Abstract

It is not altogether uncommon, in the aftermath of stressful life events, for individuals and groups to report that they have had experiences that have led them to significant personal change and psychological growth. In the last half century psychology has begun to broadly recognise and understand the psychological benefits to individuals who are able to manage the balance between the intense effects of trauma on the one hand and the emerging effects of flourishing and personal growth on the other. These life-enhancing outcomes can include: improved psychological well-being and health; personal and spiritual development; increased coping skills and deepening relationships; enhanced personal resources; and, changes in religious and spiritual assumptions, beliefs. As a consequence, main stream psychology has broadened its position on trauma, moving beyond its interest in the effects of impairment and pathology on functioning, to a curiosity about the incidence, meaning, and positive potential these growth outcomes may have post-trauma. As these outcomes are to some degree measurable, this paper questions whether the view of trauma provided by mainstream psychology and cautiously limited by what may only be quantitatively proven, is somewhat restricted.

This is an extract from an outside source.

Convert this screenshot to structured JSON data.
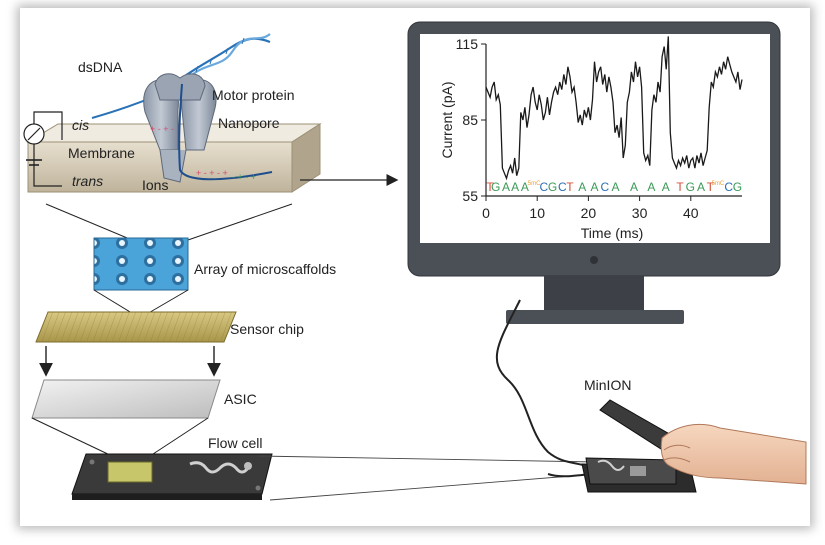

As psychology positions itself in the new millennium this paper offers a number of contributions to theory of post-traumatic growth which may admit a fuller consideration of the role of psycho-spiritual transformation in the processes, outcomes, and management of trauma: Abraham Maslow’s theory of peak experience and self-actualisation and Carl Rogers’ organismic valuing process; Stanislav Grof’s holotropic paradigm and formulation of psycho-spiritual transformation; Lawrence Calhoun and Richard Tedeschi’s research on posttraumatic growth; and, Martin Seligman and Stephen Joseph’s conceptualisations of positive psychology. Together, these interdisciplinary strands capture something of a prevailing optimism and shared understanding that the struggle of posttraumatic experience may, for some at least, offer the potential for personal growth.